Gekonnt weckt der Autor in „Gleis 4“ die Neugierde des Menschen. Er lässt seinen wichtigsten Protagonisten bereits zu Anfang sterben, um dann drei andere Personen auf die Spuren seines Lebens zu schicken. Was führte den Verstorbenen in die Schweiz? Warum erhält er einen anonymen Drohanruf? Isabelle, ihre Tochter Sarah und Véronique, die Witwe des Verstorbenen begeben sich auf eine nicht immer ungefährliche, Spurensuche. Nach und nach erfahren sie immer mehr über seine Herkunft, über die er stets Stillschweigen bewahrte. Dem Leser eröffnet sich so ein trauriges Schicksal, das in seiner Dramatik kaum zu überbieten ist. Behördenwillkür spielt dabei eine große Rolle.

Der Schreibstil ist angenehm klar und schnörkellos. Die Geschichte lässt sich leicht und flüssig lesen, hat aber dennoch Tiefgang. Der Autor spart nicht mit Seitenhieben gegen die Schweiz, prangert deren Ausländerpolitik an und kritisiert treffsicher die Sozialpolitik – und das alles mit einem Augenzwinkern.
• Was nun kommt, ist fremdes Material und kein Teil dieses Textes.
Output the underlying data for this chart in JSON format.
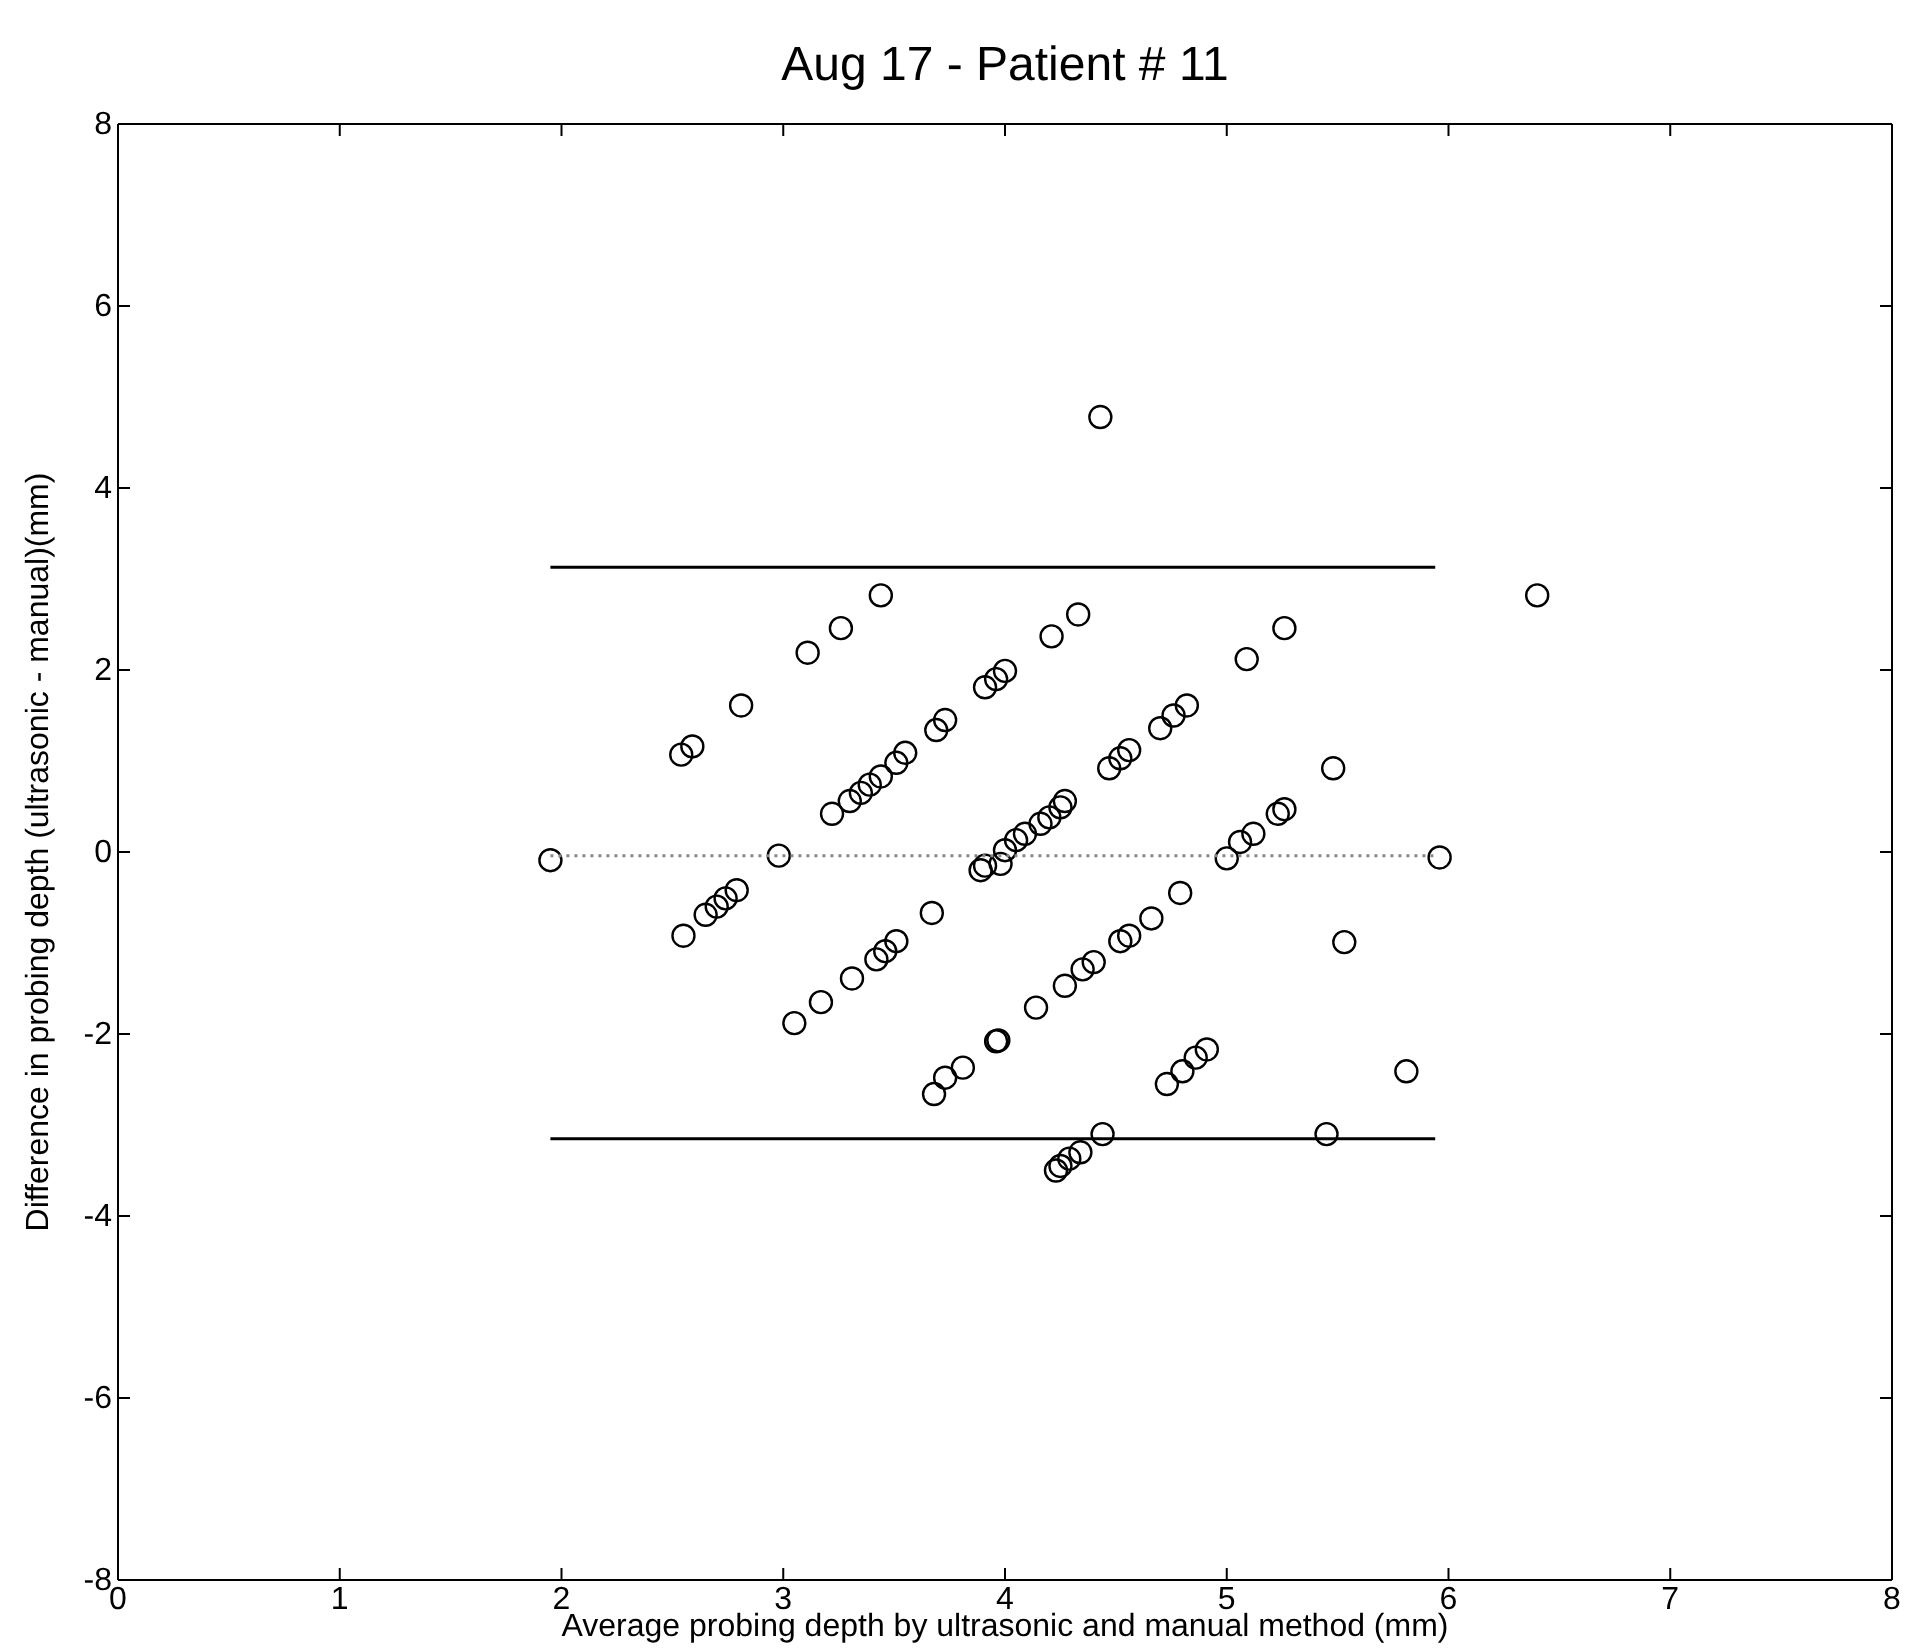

Sehr schön sind auch Franz Hohlers Beschreibungen der Schweizer Berge und Seen, aber „Eine schöne Landschaft macht die Menschen nicht besser“ (S. 150). Im nachfolgenden Epilog erfährt der Leser, was zuvor noch unklar war. In einem aufgefundenen Heft berichtet der Tote über sein Leben.

Fazit: Ein spannender Roman mit sozialkritischem Hintergrund, ernsthaft und dennoch sehr unterhaltsam.